Joel Mowbray is a nationally known syndicated columnist who spoke at a suburban home in Marin County last night, and gave a superb example of how to take control of a room. The event was to be a small gathering primarily to hear Joel, but also to enjoy the group and drinks and appetizers. Ended up more came than expected, so it was packed with over 125 people squeezed into a living room - overflowing into two other rooms and halls. Couldn’t move much, much less eat or have a glass of wine.
I thought that with this crowd, all standing uncomfortably, Joel would just give a few remarks and tell people to enjoy the party. But he did so much more, and kept everyone’s rapt attention for over 45 minutes!
Here’s how he handled it. (And in the same form we give feedback in our Communicate To Influence program, let me mention 3 Keepers and 3 Improvements.)

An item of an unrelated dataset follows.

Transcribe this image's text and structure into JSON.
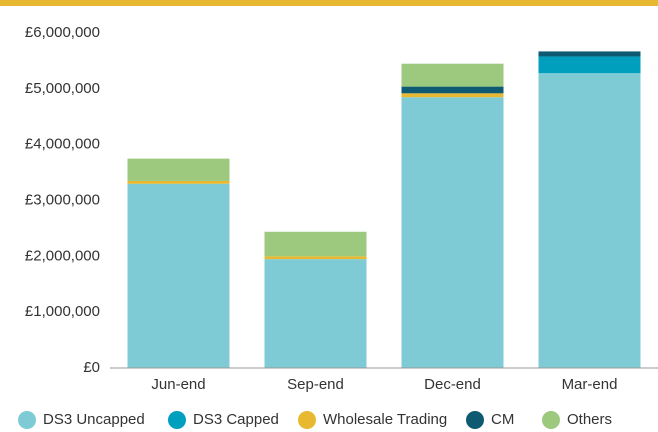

- He came out strong. He didn’t apologize for the circumstance, but just began speaking, with a strong voice, humor and confidence.
- Great behavior. He has a great smile, open manner, gave insider asides, his voice carried with no mic, had energy, gestures and movement. He showed care and candor…
- Content. He was interesting. He was authentic as he had lived the experiences he talked about. Lots of stories made his very focused points. Joel did all the behaviors, but it ultimately was his content that carried the day. Impressive, authoritative…
Improvements (only ones are in the Q&A Session):
- Joel's eye communication was to each questioner, and he held it. It's always best to start your answer looking at the questioner for the first 10 seconds or so, and then continue the answer looking at other individuals in the entire audience. This frees your mind to broaden your answer, and avoids this next problem...
- He got into dialogues with some long winded questioners. By continuously looking at them they could easily feel they were in a conversation, and break in and give their opinions, or begin dialogues or arguments. And they did - this was a verbal group. We (the audience) came to hear the speaker. We’re interested in Mowbray’s opinions, not some strangers.
- He went too long. The Q&A turned out to be over 25 minutes, and he should have stopped it sooner by saying, “We have time for one more question."
But the improvements were minor compared to the impact he had, and how skillfully he spoke. He handled the room, and the audience was the better for it.